Today, Ontario isn’t ruled by the same Family Compact. We have responsible government now! Democracy exists! Never mind that many of the developers who have politically backed Ford and who benefit from him being in office were present at his daughter’s wedding (bearing what gifts, I wonder). While this might seem weird when you’re not the upper crust, it’s business as usual for the elites. But still, Ford was voted in.
And the developers weren’t given their land. They bought it. From the Narwhal and the Toronto Star, one of the developers in question, Silvio De Gasperis had his land, “Purchased mostly in 2003 — with one lot added in 2004 and two in 2016 — for a combined $8.6 million, the lands add up to more than 1,300 acres. All are slated to be removed from the Greenbelt” (the article is from 2022 and the lands were removed from the Greenbelt). When the Liberals created the Greenbelt in 2005, De Gasperis lost his mind, as the Globe and Mail’s John Barber reported in 2005, “But now the greenbelt has inspired one of the richest and most powerful landowners in Ontario to declare war on the government -- and to embarrass it badly with his opening salvo -- so we know [the new Greenbelt legislation] has bite.”
But it isn’t just that a rich man bought some land. The land of the Greenbelt had been provincial land up until pretty recently — made provincial to protect it. Again, here’s Barber: “The land in question, which stretches north and east of the Toronto Zoo, was expropriated by the province in the 1970s and first declared off limits to development more than a decade ago by the Bob Rae government. The Harris government subsequently decided to sell it off, but yielded to local opposition by agreeing to attach easements to each new title that stipulated the land be used for farming forever -- and by selling it at ultra-low agricultural prices.

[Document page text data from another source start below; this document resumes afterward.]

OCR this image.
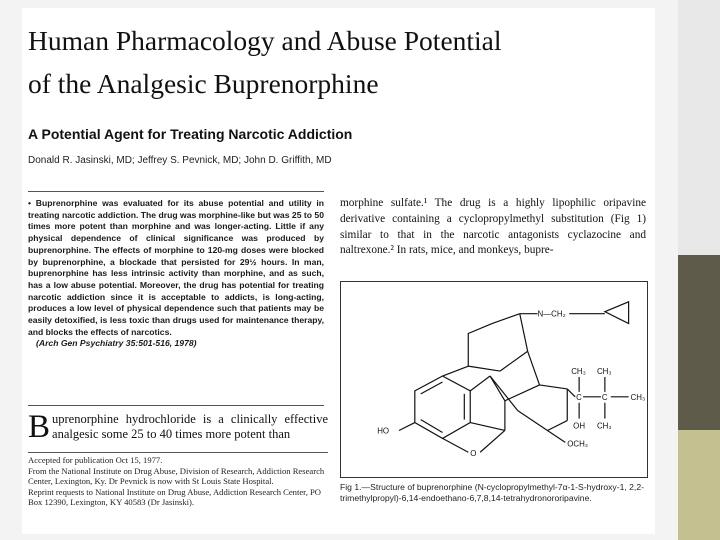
Human Pharmacology and Abuse Potential
of the Analgesic Buprenorphine
A Potential Agent for Treating Narcotic Addiction
Donald R. Jasinski, MD; Jeffrey S. Pevnick, MD; John D. Griffith, MD
• Buprenorphine was evaluated for its abuse potential and utility in treating narcotic addiction. The drug was morphine-like but was 25 to 50 times more potent than morphine and was longer-acting. Little if any physical dependence of clinical significance was produced by buprenorphine. The effects of morphine to 120-mg doses were blocked by buprenorphine, a blockade that persisted for 29½ hours. In man, buprenorphine has less intrinsic activity than morphine, and as such, has a low abuse potential. Moreover, the drug has potential for treating narcotic addiction since it is acceptable to addicts, is long-acting, produces a low level of physical dependence such that patients may be easily detoxified, is less toxic than drugs used for maintenance therapy, and blocks the effects of narcotics.
(Arch Gen Psychiatry 35:501-516, 1978)
B uprenorphine hydrochloride is a clinically effective analgesic some 25 to 40 times more potent than

Accepted for publication Oct 15, 1977.

From the National Institute on Drug Abuse, Division of Research, Addiction Research Center, Lexington, Ky. Dr Pevnick is now with St Louis State Hospital.

Reprint requests to National Institute on Drug Abuse, Addiction Research Center, PO Box 12390, Lexington, KY 40583 (Dr Jasinski).

morphine sulfate.¹ The drug is a highly lipophilic oripavine derivative containing a cyclopropylmethyl substitution (Fig 1) similar to that in the narcotic antagonists cyclazocine and naltrexone.² In rats, mice, and monkeys, bupre-
N—CH₂
CH₃ CH₃
C	C	CH₃
OH CH₃
HO
O
OCH₃
Fig 1.—Structure of buprenorphine (N-cyclopropylmethyl-7α-1-S-hydroxy-1, 2,2-trimethylpropyl)-6,14-endoethano-6,7,8,14-tetrahydronororipavine.
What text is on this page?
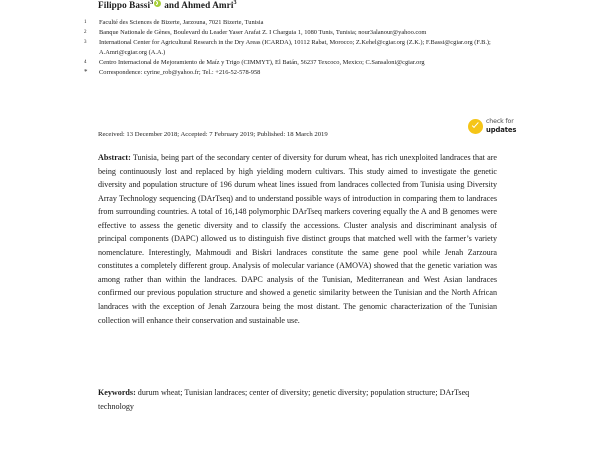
Filippo Bassi$^3$ and Ahmed Amri$^3$
1	Faculté des Sciences de Bizerte, Jarzouna, 7021 Bizerte, Tunisia
2	Banque Nationale de Gènes, Boulevard du Leader Yaser Arafat Z. I Charguia 1, 1080 Tunis, Tunisia; nour3alanour@yahoo.com
3	International Center for Agricultural Research in the Dry Areas (ICARDA), 10112 Rabat, Morocco; Z.Kehel@cgiar.org (Z.K.); F.Bassi@cgiar.org (F.B.); A.Amri@cgiar.org (A.A.)
4	Centro Internacional de Mejoramiento de Maíz y Trigo (CIMMYT), El Batán, 56237 Texcoco, Mexico; C.Sansaloni@cgiar.org
*	Correspondence: cyrine_rob@yahoo.fr; Tel.: +216-52-578-958
Received: 13 December 2018; Accepted: 7 February 2019; Published: 18 March 2019
check for
updates
Abstract: Tunisia, being part of the secondary center of diversity for durum wheat, has rich unexploited landraces that are being continuously lost and replaced by high yielding modern cultivars. This study aimed to investigate the genetic diversity and population structure of 196 durum wheat lines issued from landraces collected from Tunisia using Diversity Array Technology sequencing (DArTseq) and to understand possible ways of introduction in comparing them to landraces from surrounding countries. A total of 16,148 polymorphic DArTseq markers covering equally the A and B genomes were effective to assess the genetic diversity and to classify the accessions. Cluster analysis and discriminant analysis of principal components (DAPC) allowed us to distinguish five distinct groups that matched well with the farmer’s variety nomenclature. Interestingly, Mahmoudi and Biskri landraces constitute the same gene pool while Jenah Zarzoura constitutes a completely different group. Analysis of molecular variance (AMOVA) showed that the genetic variation was among rather than within the landraces. DAPC analysis of the Tunisian, Mediterranean and West Asian landraces confirmed our previous population structure and showed a genetic similarity between the Tunisian and the North African landraces with the exception of Jenah Zarzoura being the most distant. The genomic characterization of the Tunisian collection will enhance their conservation and sustainable use.
Keywords: durum wheat; Tunisian landraces; center of diversity; genetic diversity; population structure; DArTseq technology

Cabinet ministers insisted that agricultural zoning and the easements would combine to keep speculators at bay indefinitely. Unimpressed, the speculators quickly gained control of almost all the land.”

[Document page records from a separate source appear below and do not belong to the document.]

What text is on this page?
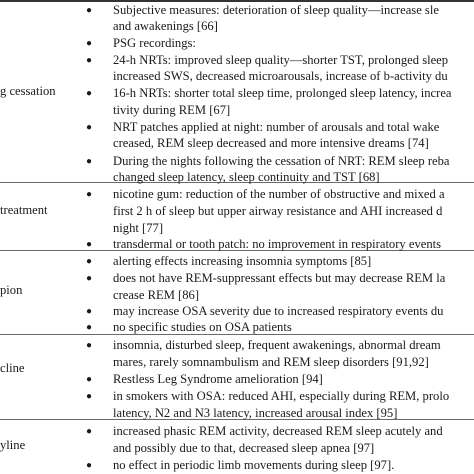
g cessation
● Subjective measures: deterioration of sleep quality—increase sle
and awakenings [66]
● PSG recordings:
● 24-h NRTs: improved sleep quality—shorter TST, prolonged sleep
increased SWS, decreased microarousals, increase of b-activity du
● 16-h NRTs: shorter total sleep time, prolonged sleep latency, increa
tivity during REM [67]
● NRT patches applied at night: number of arousals and total wake
creased, REM sleep decreased and more intensive dreams [74]
● During the nights following the cessation of NRT: REM sleep reba
changed sleep latency, sleep continuity and TST [68]
treatment
● nicotine gum: reduction of the number of obstructive and mixed a
first 2 h of sleep but upper airway resistance and AHI increased d
night [77]
● transdermal or tooth patch: no improvement in respiratory events
pion
● alerting effects increasing insomnia symptoms [85]
● does not have REM-suppressant effects but may decrease REM la
crease REM [86]
● may increase OSA severity due to increased respiratory events du
● no specific studies on OSA patients
cline
● insomnia, disturbed sleep, frequent awakenings, abnormal dream
mares, rarely somnambulism and REM sleep disorders [91,92]
● Restless Leg Syndrome amelioration [94]
● in smokers with OSA: reduced AHI, especially during REM, prolo
latency, N2 and N3 latency, increased arousal index [95]
yline
● increased phasic REM activity, decreased REM sleep acutely and
and possibly due to that, decreased sleep apnea [97]
● no effect in periodic limb movements during sleep [97].
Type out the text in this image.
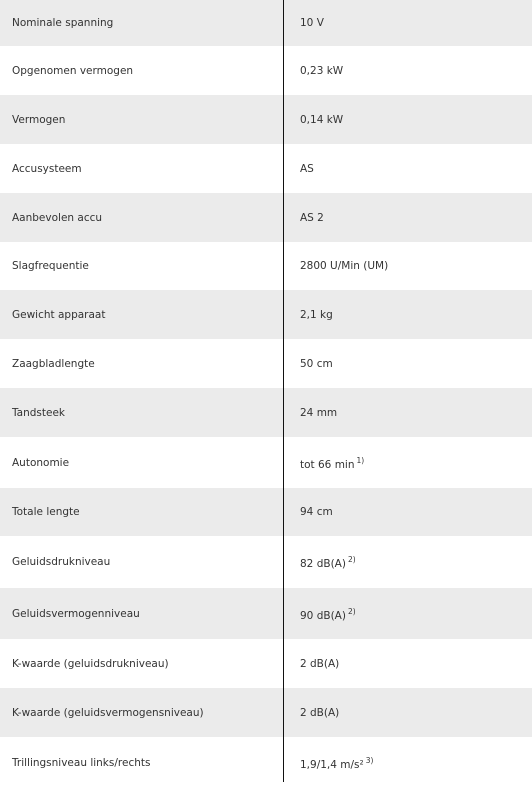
Nominale spanning	10 V
Opgenomen vermogen	0,23 kW
Vermogen	0,14 kW
Accusysteem	AS
Aanbevolen accu	AS 2
Slagfrequentie	2800 U/Min (UM)
Gewicht apparaat	2,1 kg
Zaagbladlengte	50 cm
Tandsteek	24 mm
Autonomie	tot 66 min $^{1)}$
Totale lengte	94 cm
Geluidsdrukniveau	82 dB(A) $^{2)}$
Geluidsvermogenniveau	90 dB(A) $^{2)}$
K-waarde (geluidsdrukniveau)	2 dB(A)
K-waarde (geluidsvermogensniveau)	2 dB(A)
Trillingsniveau links/rechts	1,9/1,4 m/s² $^{3)}$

Barber argued that this land was never supposed to be big money for these developers. De Gasparis bought it knowing that it he waited long enough, someone would come along and give him the chance to milk it for billions. And here we are.
It’s possible that citizen opposition will save the Greenbelt again. It’s activism that has saved it all these years. But working against average people who don’t want Southern Ontario to turn into suburban hell in overdrive is its own history — and in a fight against one’s own history, you need to be very organized to win.

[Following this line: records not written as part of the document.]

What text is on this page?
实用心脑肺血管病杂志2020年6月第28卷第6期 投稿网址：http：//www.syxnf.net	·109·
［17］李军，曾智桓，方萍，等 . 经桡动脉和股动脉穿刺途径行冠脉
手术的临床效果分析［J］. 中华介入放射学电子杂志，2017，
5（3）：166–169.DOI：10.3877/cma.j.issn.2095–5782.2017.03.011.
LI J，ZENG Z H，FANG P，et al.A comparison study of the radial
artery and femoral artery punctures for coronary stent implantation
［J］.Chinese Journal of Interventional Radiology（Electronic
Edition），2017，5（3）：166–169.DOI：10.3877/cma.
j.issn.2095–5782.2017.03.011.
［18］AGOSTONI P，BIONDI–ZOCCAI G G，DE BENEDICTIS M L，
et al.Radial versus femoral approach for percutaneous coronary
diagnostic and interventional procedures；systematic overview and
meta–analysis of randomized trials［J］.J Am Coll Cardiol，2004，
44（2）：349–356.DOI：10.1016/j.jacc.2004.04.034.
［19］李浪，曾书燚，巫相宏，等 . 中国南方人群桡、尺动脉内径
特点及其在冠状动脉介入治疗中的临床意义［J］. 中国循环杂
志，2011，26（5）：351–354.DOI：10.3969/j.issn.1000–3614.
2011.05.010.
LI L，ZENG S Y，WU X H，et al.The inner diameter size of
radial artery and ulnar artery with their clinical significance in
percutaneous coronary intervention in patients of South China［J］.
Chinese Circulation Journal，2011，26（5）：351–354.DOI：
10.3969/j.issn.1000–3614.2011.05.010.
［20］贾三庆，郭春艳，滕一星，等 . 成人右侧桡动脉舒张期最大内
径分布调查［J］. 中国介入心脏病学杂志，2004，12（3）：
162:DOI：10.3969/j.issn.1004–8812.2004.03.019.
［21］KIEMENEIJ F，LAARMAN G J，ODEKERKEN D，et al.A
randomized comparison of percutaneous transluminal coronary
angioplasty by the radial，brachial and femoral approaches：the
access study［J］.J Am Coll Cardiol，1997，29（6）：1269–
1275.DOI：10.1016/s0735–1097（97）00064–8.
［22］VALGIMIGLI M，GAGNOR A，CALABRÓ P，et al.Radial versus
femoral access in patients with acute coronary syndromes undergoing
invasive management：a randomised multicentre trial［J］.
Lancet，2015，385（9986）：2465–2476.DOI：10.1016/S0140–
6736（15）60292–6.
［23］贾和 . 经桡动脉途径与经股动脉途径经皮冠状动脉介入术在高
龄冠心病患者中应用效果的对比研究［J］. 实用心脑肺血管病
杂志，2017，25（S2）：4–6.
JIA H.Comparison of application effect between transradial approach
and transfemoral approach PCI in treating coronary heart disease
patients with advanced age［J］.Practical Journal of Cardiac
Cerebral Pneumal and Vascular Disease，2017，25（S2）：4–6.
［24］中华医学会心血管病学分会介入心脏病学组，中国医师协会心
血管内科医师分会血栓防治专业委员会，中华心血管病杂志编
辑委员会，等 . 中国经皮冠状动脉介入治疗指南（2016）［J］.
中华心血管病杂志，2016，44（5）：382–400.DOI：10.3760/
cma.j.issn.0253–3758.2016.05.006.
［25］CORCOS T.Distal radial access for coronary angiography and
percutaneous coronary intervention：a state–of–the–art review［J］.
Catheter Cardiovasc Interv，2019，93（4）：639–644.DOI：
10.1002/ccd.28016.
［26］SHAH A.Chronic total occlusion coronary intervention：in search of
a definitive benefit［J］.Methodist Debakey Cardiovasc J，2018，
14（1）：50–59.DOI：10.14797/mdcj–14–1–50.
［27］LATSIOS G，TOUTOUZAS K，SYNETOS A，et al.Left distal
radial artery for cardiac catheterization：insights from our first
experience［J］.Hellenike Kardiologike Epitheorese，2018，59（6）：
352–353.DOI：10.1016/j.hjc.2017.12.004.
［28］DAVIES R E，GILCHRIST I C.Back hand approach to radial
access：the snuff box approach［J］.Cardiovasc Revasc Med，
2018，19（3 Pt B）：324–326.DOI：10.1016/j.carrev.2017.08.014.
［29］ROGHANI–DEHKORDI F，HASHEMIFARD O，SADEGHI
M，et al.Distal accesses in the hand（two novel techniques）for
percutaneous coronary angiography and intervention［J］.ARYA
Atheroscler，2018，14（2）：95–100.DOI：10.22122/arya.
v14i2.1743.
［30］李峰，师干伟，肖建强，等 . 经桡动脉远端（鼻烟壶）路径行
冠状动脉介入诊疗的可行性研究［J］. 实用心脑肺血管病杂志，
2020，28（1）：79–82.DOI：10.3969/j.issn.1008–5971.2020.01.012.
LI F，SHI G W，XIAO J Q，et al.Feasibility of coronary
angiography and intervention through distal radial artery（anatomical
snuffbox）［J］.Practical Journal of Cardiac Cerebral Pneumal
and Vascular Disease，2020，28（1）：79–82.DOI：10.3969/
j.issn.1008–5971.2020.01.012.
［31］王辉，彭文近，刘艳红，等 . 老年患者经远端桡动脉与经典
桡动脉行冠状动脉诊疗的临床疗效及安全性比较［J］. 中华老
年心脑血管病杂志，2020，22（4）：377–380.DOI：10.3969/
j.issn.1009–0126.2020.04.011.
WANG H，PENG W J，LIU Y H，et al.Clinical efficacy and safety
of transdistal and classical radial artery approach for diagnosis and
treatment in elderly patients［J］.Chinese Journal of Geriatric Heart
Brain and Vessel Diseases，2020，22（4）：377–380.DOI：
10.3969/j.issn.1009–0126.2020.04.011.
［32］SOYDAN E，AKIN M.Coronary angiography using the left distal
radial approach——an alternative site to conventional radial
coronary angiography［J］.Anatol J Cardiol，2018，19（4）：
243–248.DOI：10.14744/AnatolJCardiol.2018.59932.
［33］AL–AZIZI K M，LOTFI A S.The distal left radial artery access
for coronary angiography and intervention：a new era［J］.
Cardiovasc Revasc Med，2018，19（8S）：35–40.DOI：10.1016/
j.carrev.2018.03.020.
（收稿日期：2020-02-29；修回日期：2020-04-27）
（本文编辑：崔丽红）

Luckily conservationism is also a WASPy virtue.
Very good article! Hope everyone will forgive a trivial pedantic correction: it's the Massasauga rattlesnake, not Mississauga, and it's the only venomous snake native to Ontario (I mean the genuine reptile-type snake, not the Doug Ford variety.) Far from extinct, it is found in the Georgian Bay area. West Parry Sound Health Centre operates the Provincial Massasauga Rattlesnake Anti-venom Depot. And accofding to Conservation Halton, "...there are no rattlesnakes at Rattlesnake Point. Massasauga Rattlesnakes can be found in Ontario, but not at Rattlesnake Point. The park was named Rattlesnake Point because, from above, the stretch of escarpment within the park looks like a snake."
Hello, Nora. Very good short piece. I think it complements something longer which I wrote two days ago. Here. https://timrourke.substack.com/p/noticing-that-ford-is-corrupt Worth a restack.
We agree that the present political system is designed for corruption. I think it is becoming obsolete because of neoliberalism. The more genteel older kind of corruption has become passe.